If you see, we have also added the ngForm to the #userlogin. Thus, we can see the login button is enabled and the user will be able to submit it. In the .html file, we have used formGroup in square bracket for the form; for example, [formGroup]=formdata. Tips and tricks, motivation, courses and exclusive discounts.

For the submit button, we have added disabled in the square bracket, which is given value - !formdata.valid. Its essentially syntax sugar that creates FormGroup, FormControl and FormArray instances for us (well cover FormArray in another article). Let us now see how this is displayed in the browser . The variables emailid and passwd are initialized with default values to be displayed in the form.

We will use both the approaches in the form. Lets fix this. For example, import { FormGroup, FormControl } from '@angular/forms'. Thats literally it, youre free to pass values to your backend API. A newer version of this site just became available. Wrong! So, well need to implement a similar structure with JavaScript Objects using this composition: Yes, we can create nested FormGroup collections!
You can use the built-in form validation or also use the custom validation approach. We also have a .get() method that will lookup that control (I much prefer this as its a nicer API and avoids ?.errors): So, onto implementing the validation, we need to add the following to the correct portions of the form: Tip: The touched property becomes true once the user has blurred the input, which may be a relevant time to show the error if theyve not filled anything out. Well, to begin with, we dont need to actually create any initial data, however, we do need to start understanding FormControl, FormGroup, and finally move onto the amazing FormBuilder. To add validation, we actually need to import the lovely Validators from @angular/forms and pass them in as a second argument to our FormControl instances: Rule: need multiple Validators per FormControl? We have created a simple form with input tags having email id, password and the submit button.

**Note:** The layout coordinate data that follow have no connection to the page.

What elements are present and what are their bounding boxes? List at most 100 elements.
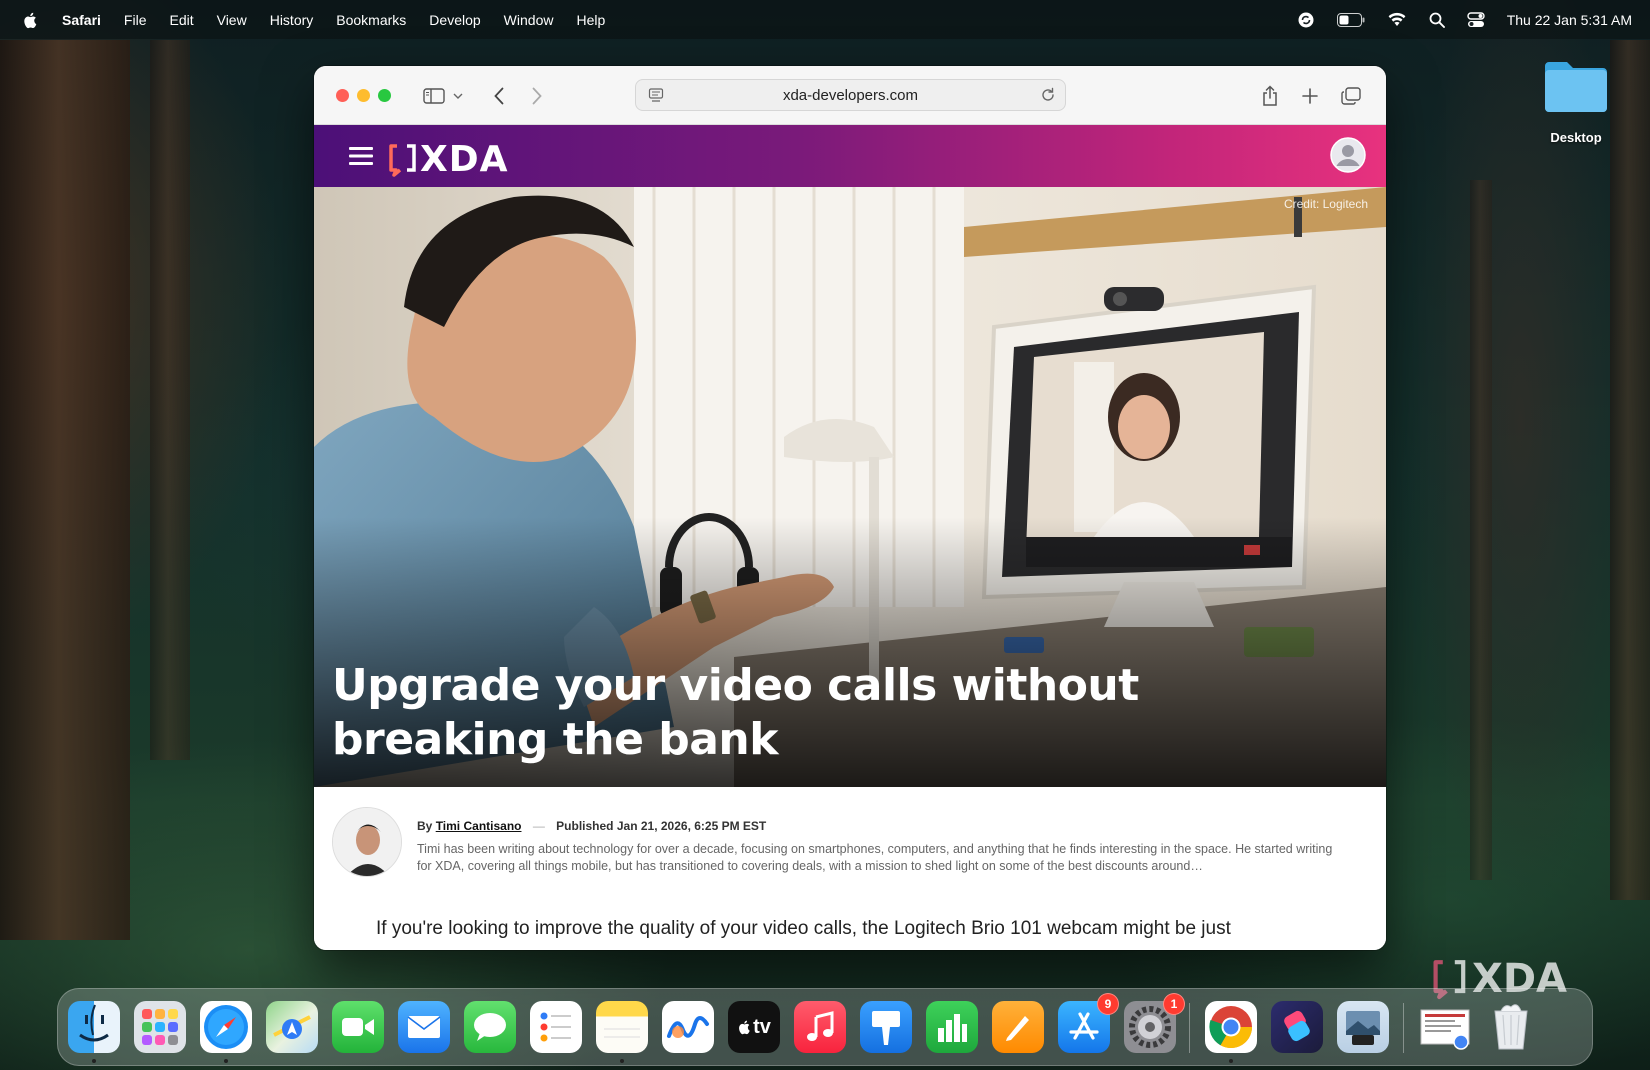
desktop-folder-label: Desktop bbox=[1550, 130, 1602, 145]
share-button[interactable] bbox=[1259, 83, 1281, 109]
dock-launchpad[interactable] bbox=[134, 1001, 186, 1053]
menu-window[interactable]: Window bbox=[504, 12, 554, 28]
tree-trunk-left bbox=[0, 40, 130, 940]
dock-shortcuts[interactable] bbox=[1271, 1001, 1323, 1053]
apple-logo-icon bbox=[739, 1020, 750, 1035]
site-header: XDA bbox=[314, 125, 1386, 187]
system-settings-badge: 1 bbox=[1163, 993, 1185, 1015]
dock-safari[interactable] bbox=[200, 1001, 252, 1053]
menu-bar-clock[interactable]: Thu 22 Jan 5:31 AM bbox=[1507, 12, 1632, 28]
launchpad-icon bbox=[142, 1009, 178, 1045]
hamburger-menu-icon[interactable] bbox=[349, 146, 375, 166]
menu-view[interactable]: View bbox=[217, 12, 247, 28]
menu-edit[interactable]: Edit bbox=[169, 12, 193, 28]
share-icon bbox=[1263, 85, 1277, 106]
battery-icon[interactable] bbox=[1336, 12, 1365, 27]
menu-bookmarks[interactable]: Bookmarks bbox=[336, 12, 406, 28]
dock-facetime[interactable] bbox=[332, 1001, 384, 1053]
minimize-window-button[interactable] bbox=[357, 89, 370, 102]
control-center-icon[interactable] bbox=[1466, 11, 1485, 28]
tab-overview-icon bbox=[1341, 87, 1361, 105]
forward-button[interactable] bbox=[528, 83, 546, 109]
dock-maps[interactable] bbox=[266, 1001, 318, 1053]
sync-status-icon[interactable] bbox=[1297, 11, 1315, 29]
zoom-window-button[interactable] bbox=[378, 89, 391, 102]
dock-chrome[interactable] bbox=[1205, 1001, 1257, 1053]
page-menu-icon[interactable] bbox=[648, 87, 664, 103]
apple-menu-icon[interactable] bbox=[22, 11, 40, 29]
author-avatar[interactable] bbox=[332, 807, 402, 877]
safari-window: xda-developers.com XDA Credit: Logitech … bbox=[314, 66, 1386, 950]
menu-file[interactable]: File bbox=[124, 12, 147, 28]
address-bar[interactable]: xda-developers.com bbox=[635, 79, 1066, 111]
music-note-icon bbox=[807, 1011, 834, 1041]
numbers-bars-icon bbox=[938, 1014, 967, 1042]
maps-icon bbox=[273, 1015, 311, 1039]
dock-mail[interactable] bbox=[398, 1001, 450, 1053]
facetime-camera-icon bbox=[342, 1018, 374, 1036]
back-button[interactable] bbox=[490, 83, 508, 109]
dock-preview[interactable] bbox=[1337, 1001, 1389, 1053]
menu-history[interactable]: History bbox=[270, 12, 314, 28]
dock-freeform[interactable] bbox=[662, 1001, 714, 1053]
sidebar-toggle-button[interactable] bbox=[422, 83, 446, 109]
menu-app-safari[interactable]: Safari bbox=[62, 12, 101, 28]
account-icon[interactable] bbox=[1330, 137, 1366, 173]
finder-icon bbox=[79, 1004, 109, 1042]
document-thumbnail-icon bbox=[1420, 1009, 1470, 1050]
reminders-list-icon bbox=[540, 1012, 571, 1042]
freeform-scribble-icon bbox=[667, 1016, 709, 1038]
trash-icon bbox=[1494, 1004, 1528, 1050]
close-window-button[interactable] bbox=[336, 89, 349, 102]
browser-toolbar: xda-developers.com bbox=[314, 66, 1386, 125]
shortcuts-icon bbox=[1284, 1010, 1310, 1042]
article-lede: If you're looking to improve the quality… bbox=[376, 918, 1231, 939]
dock-notes[interactable] bbox=[596, 1001, 648, 1053]
dock-finder[interactable] bbox=[68, 1001, 120, 1053]
notes-lines-icon bbox=[604, 1028, 640, 1038]
dock-messages[interactable] bbox=[464, 1001, 516, 1053]
author-bio: Timi has been writing about technology f… bbox=[417, 842, 1333, 873]
menu-bar-status-area: Thu 22 Jan 5:31 AM bbox=[1297, 0, 1632, 39]
tree-trunk bbox=[1470, 180, 1492, 880]
hero-image: Credit: Logitech Upgrade your video call… bbox=[314, 187, 1386, 787]
spotlight-search-icon[interactable] bbox=[1429, 12, 1445, 28]
reload-icon[interactable] bbox=[1040, 87, 1056, 103]
keynote-podium-icon bbox=[872, 1011, 900, 1045]
app-store-icon bbox=[1069, 1012, 1099, 1040]
tree-trunk-right bbox=[1610, 40, 1650, 900]
dock-recent-document[interactable] bbox=[1419, 1001, 1471, 1053]
dock-music[interactable] bbox=[794, 1001, 846, 1053]
menu-bar: Safari File Edit View History Bookmarks … bbox=[0, 0, 1650, 39]
tab-group-menu-button[interactable] bbox=[451, 83, 465, 109]
menu-help[interactable]: Help bbox=[576, 12, 605, 28]
desktop-folder[interactable]: Desktop bbox=[1536, 58, 1616, 145]
new-tab-button[interactable] bbox=[1300, 83, 1320, 109]
dock-keynote[interactable] bbox=[860, 1001, 912, 1053]
tree-trunk bbox=[150, 40, 190, 760]
dock-reminders[interactable] bbox=[530, 1001, 582, 1053]
sidebar-icon bbox=[423, 88, 445, 104]
menu-develop[interactable]: Develop bbox=[429, 12, 480, 28]
notes-running-indicator bbox=[620, 1059, 624, 1063]
dock-pages[interactable] bbox=[992, 1001, 1044, 1053]
wifi-icon[interactable] bbox=[1387, 12, 1407, 27]
preview-photos-icon bbox=[1346, 1011, 1380, 1045]
xda-bracket-logo-icon bbox=[389, 143, 416, 177]
chrome-running-indicator bbox=[1229, 1059, 1233, 1063]
byline-prefix: By bbox=[417, 819, 433, 833]
address-url: xda-developers.com bbox=[782, 86, 919, 104]
article-title: Upgrade your video calls without breakin… bbox=[332, 660, 1139, 765]
author-link[interactable]: Timi Cantisano bbox=[436, 819, 522, 833]
chrome-icon bbox=[1209, 1006, 1252, 1049]
dock-numbers[interactable] bbox=[926, 1001, 978, 1053]
tab-overview-button[interactable] bbox=[1340, 83, 1362, 109]
dock-trash[interactable] bbox=[1485, 1001, 1537, 1053]
dock: tv 9 1 bbox=[57, 988, 1593, 1066]
tv-label: tv bbox=[753, 1015, 771, 1038]
article-byline: By Timi Cantisano — Published Jan 21, 20… bbox=[314, 787, 1386, 950]
finder-running-indicator bbox=[92, 1059, 96, 1063]
published-date: Published Jan 21, 2026, 6:25 PM EST bbox=[556, 819, 767, 833]
dock-tv[interactable]: tv bbox=[728, 1001, 780, 1053]
site-logo[interactable]: XDA bbox=[388, 139, 509, 180]
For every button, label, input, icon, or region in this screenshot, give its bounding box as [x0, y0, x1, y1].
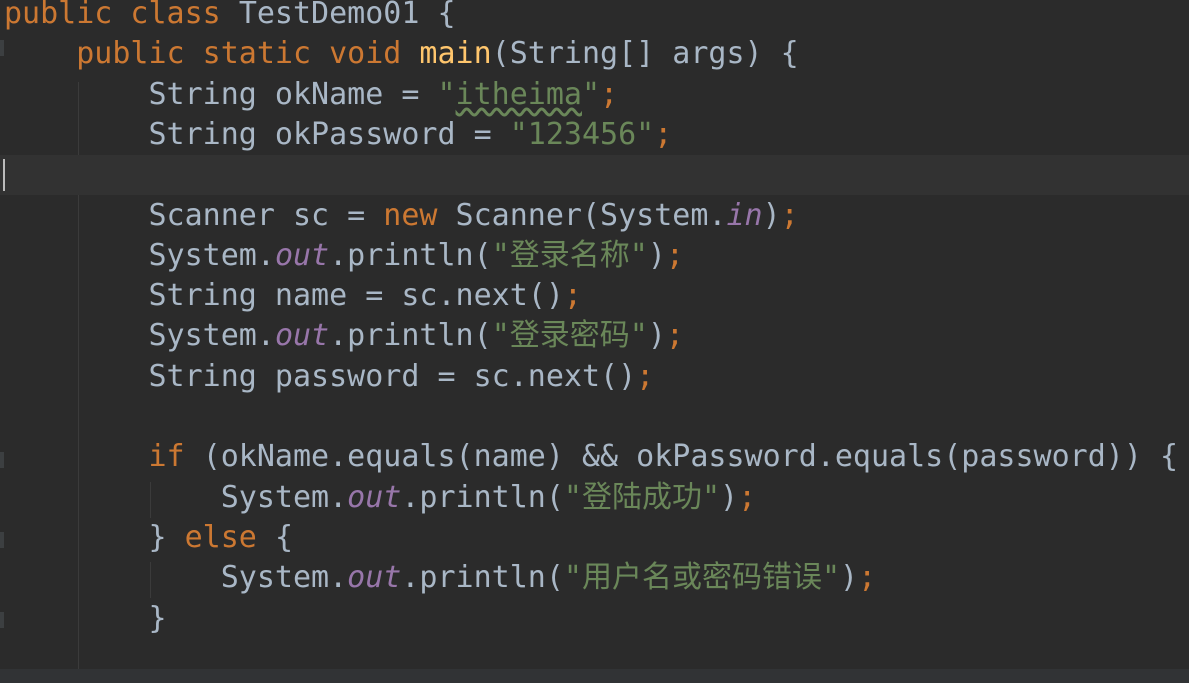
- code-token: System.: [4, 560, 348, 596]
- code-token: "用户名或密码错误": [563, 560, 841, 596]
- code-token: out: [347, 479, 402, 515]
- fold-marker[interactable]: [0, 40, 4, 56]
- code-token: "123456": [509, 116, 655, 152]
- code-token: Scanner(System.: [455, 197, 727, 233]
- code-token: (String[] args) {: [491, 36, 799, 72]
- code-token: {: [274, 519, 293, 555]
- code-text: public static void main(String[] args) {: [4, 34, 799, 74]
- code-token: String okName =: [4, 76, 438, 112]
- code-token: System.: [4, 479, 348, 515]
- text-caret: [3, 159, 5, 192]
- code-token: ): [840, 560, 859, 596]
- fold-marker[interactable]: [0, 532, 4, 548]
- fold-marker[interactable]: [0, 452, 4, 468]
- code-token: TestDemo01: [238, 0, 438, 31]
- code-line[interactable]: } else {: [0, 518, 1189, 558]
- code-token: "登录名称": [491, 237, 648, 273]
- code-line[interactable]: public class TestDemo01 {: [0, 0, 1189, 34]
- code-text: if (okName.equals(name) && okPassword.eq…: [4, 437, 1179, 477]
- code-line[interactable]: System.out.println("登录名称");: [0, 236, 1189, 276]
- code-token: .println(: [401, 479, 564, 515]
- code-token: new: [383, 197, 456, 233]
- code-token: ": [437, 76, 456, 112]
- code-token: ;: [665, 237, 684, 273]
- code-editor[interactable]: public class TestDemo01 { public static …: [0, 0, 1189, 683]
- code-token: itheima: [455, 76, 582, 112]
- code-token: ;: [858, 560, 877, 596]
- code-token: out: [274, 318, 330, 354]
- code-token: System.: [4, 237, 275, 273]
- code-text: public class TestDemo01 {: [4, 0, 456, 34]
- code-token: ;: [738, 479, 757, 515]
- code-token: Scanner sc =: [4, 197, 384, 233]
- code-token: ): [647, 237, 666, 273]
- code-token: .println(: [329, 318, 492, 354]
- code-token: ): [647, 318, 666, 354]
- code-token: }: [4, 600, 167, 636]
- code-line[interactable]: System.out.println("用户名或密码错误");: [0, 558, 1189, 598]
- fold-marker[interactable]: [0, 612, 4, 628]
- code-line[interactable]: System.out.println("登陆成功");: [0, 478, 1189, 518]
- code-token: String name = sc.next(): [4, 278, 564, 314]
- code-text: } else {: [4, 518, 293, 558]
- code-line[interactable]: }: [0, 599, 1189, 639]
- code-text: String okName = "itheima";: [4, 75, 618, 115]
- code-line[interactable]: String name = sc.next();: [0, 276, 1189, 316]
- code-text: String password = sc.next();: [4, 357, 654, 397]
- code-token: (okName.equals(name) && okPassword.equal…: [202, 439, 1179, 475]
- code-line[interactable]: [0, 397, 1189, 437]
- code-text: }: [4, 599, 167, 639]
- code-token: String okPassword =: [4, 116, 510, 152]
- code-token: main: [419, 36, 492, 72]
- code-text: System.out.println("登录名称");: [4, 236, 684, 276]
- code-token: out: [347, 560, 402, 596]
- code-line[interactable]: if (okName.equals(name) && okPassword.eq…: [0, 437, 1189, 477]
- code-line[interactable]: String okPassword = "123456";: [0, 115, 1189, 155]
- code-token: ;: [654, 116, 673, 152]
- code-token: public class: [4, 0, 239, 31]
- code-token: System.: [4, 318, 275, 354]
- code-token: .println(: [329, 237, 492, 273]
- code-token: public static void: [76, 36, 420, 72]
- code-token: ": [581, 76, 601, 112]
- code-text: String okPassword = "123456";: [4, 115, 672, 155]
- code-token: ;: [600, 76, 619, 112]
- code-token: ;: [665, 318, 684, 354]
- code-token: "登陆成功": [563, 479, 721, 515]
- code-token: in: [726, 197, 763, 233]
- code-token: }: [4, 519, 185, 555]
- code-text: String name = sc.next();: [4, 276, 582, 316]
- code-text: Scanner sc = new Scanner(System.in);: [4, 196, 799, 236]
- code-token: ;: [636, 358, 655, 394]
- code-line[interactable]: public static void main(String[] args) {: [0, 34, 1189, 74]
- code-line[interactable]: Scanner sc = new Scanner(System.in);: [0, 196, 1189, 236]
- code-token: String password = sc.next(): [4, 358, 637, 394]
- code-token: out: [274, 237, 330, 273]
- code-token: .println(: [401, 560, 564, 596]
- code-token: ;: [563, 278, 582, 314]
- code-token: if: [148, 439, 203, 475]
- code-line[interactable]: String password = sc.next();: [0, 357, 1189, 397]
- code-token: else: [184, 519, 275, 555]
- code-line[interactable]: System.out.println("登录密码");: [0, 316, 1189, 356]
- code-line[interactable]: String okName = "itheima";: [0, 75, 1189, 115]
- code-line[interactable]: [0, 155, 1189, 196]
- code-text: System.out.println("用户名或密码错误");: [4, 558, 876, 598]
- code-token: ): [720, 479, 739, 515]
- code-token: "登录密码": [491, 318, 648, 354]
- code-token: ;: [780, 197, 799, 233]
- code-text: System.out.println("登陆成功");: [4, 478, 756, 518]
- code-token: {: [437, 0, 456, 31]
- code-token: ): [762, 197, 781, 233]
- code-text: System.out.println("登录密码");: [4, 316, 684, 356]
- status-strip: [0, 669, 1189, 683]
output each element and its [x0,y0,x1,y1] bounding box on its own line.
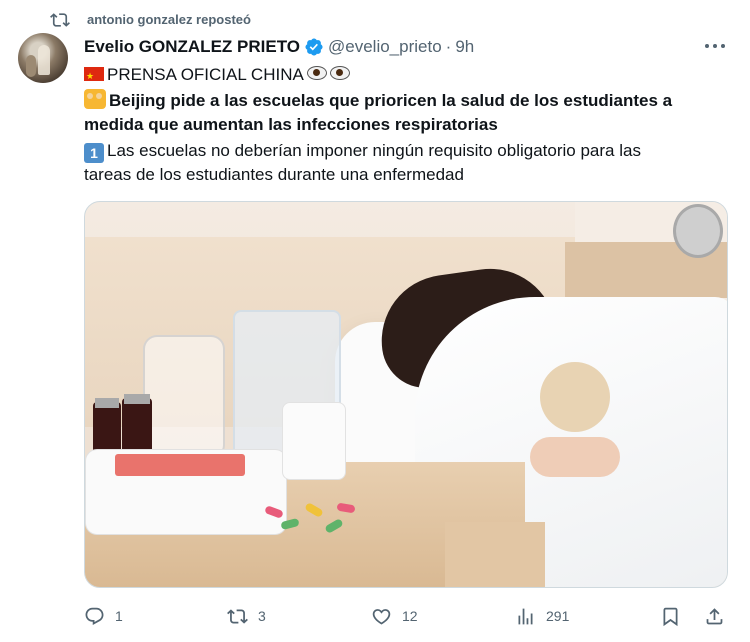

We will create a simple login form and add the email id, password and submit the button in the form. With a template driven form, most of the work is done in the template; and with the model driven form, most of the work is done in the component class. To start with, we need to import to FormsModule from @angular/core which is done in app.module.ts as follows .
We will continue with the same example that we created in one of our previous sections. First, the ngSubmit value-passing: Notice how we just passed user into the onSubmit()? We will now see an example for the same. In this chapter, we will see how forms are used in Angular 4. Agree Keep an eye out for custom validation and more to come. The email id is displayed at the bottom as shown in the above screenshot.